Objective: We describe the turnover method of cranioplasty for management of closed pediatric depressed skull fractures. This technique involves turning the depressed skull bone inside out after craniotomy.
Materials and Methods: We retrospectively investigated the clinical features, surgical complications, and bone fusion in eight patients who underwent surgery using the turnover method for closed depressed skull fractures over the past 15 years. The turnover method involved creation of a burr hole at the edge of the depressed skull bone, and bone was cut along the depressed fracture line. After craniotomy, we turned the flap over and fixed it to the surrounding bone using eight absorbable sutures. Protruding segments of the depressed skull bone, if any, were scraped using a bone rongeur, and a fragile depressed skull bone segment was reinforced with an absorbable suture.
Results: Patients’ mean age at the time of surgery was 6.4 years. The depressed bone was the parietal bone in seven and the frontal bone in one patient. The mean area of bone depression was 7.9 cm2 (4.8-13.2 cm2), and the mean depth of the depression was 8.8 mm (7.4-11.9 mm).
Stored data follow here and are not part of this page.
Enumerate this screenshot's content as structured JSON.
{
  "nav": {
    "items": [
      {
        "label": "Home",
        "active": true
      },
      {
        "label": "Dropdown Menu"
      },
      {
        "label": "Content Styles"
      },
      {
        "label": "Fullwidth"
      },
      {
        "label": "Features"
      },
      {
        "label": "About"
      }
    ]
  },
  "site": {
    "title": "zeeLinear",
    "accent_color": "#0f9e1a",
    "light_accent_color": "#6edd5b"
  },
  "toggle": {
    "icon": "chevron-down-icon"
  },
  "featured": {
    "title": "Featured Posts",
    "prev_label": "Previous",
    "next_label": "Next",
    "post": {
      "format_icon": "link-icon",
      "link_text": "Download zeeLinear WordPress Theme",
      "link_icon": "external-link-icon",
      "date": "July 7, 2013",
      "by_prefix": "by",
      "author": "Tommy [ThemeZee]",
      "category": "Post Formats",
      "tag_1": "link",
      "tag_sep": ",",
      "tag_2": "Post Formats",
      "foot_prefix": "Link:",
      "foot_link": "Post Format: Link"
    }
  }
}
The mean operation time was 75 min, the estimated blood loss was 55.3 mL, and no patient required blood transfusion or developed infections or surgical complications. The mean follow-up period was 309 days. The largest bone defect observed on the latest computed tomography scan was 4.9 mm (mean), with good bone fusion.
Discussion: Reportedly, depressed fractures are often spontaneously repaired because bones are strongly reconstructed in infants. However, satisfactory spontaneous bone healing may not occur in children aged >1 year, and surgery is required in such cases. The depressed bone elevation method is a simple surgical technique used in such cases; however, this procedure may be associated with instability, and cranioplasty with craniotomy is the preferred approach. In patients who undergo cranioplasty with craniotomy, a plate is used for reconstruction of the depressed bone to achieve its original shape; however, the use of several artificial materials increases the risk of infection. The short operation time and minimal use of artificial materials serve as advantages of the turnover method. In many cases of depressed skull fractures, the inverted depressed skull bone conforms to the natural physiological curvature of the skull. Cranioplasty using the turnover method is useful for effective repair, and we recommend this approach as a simple and highly effective surgical method in children with depressed skull fractures.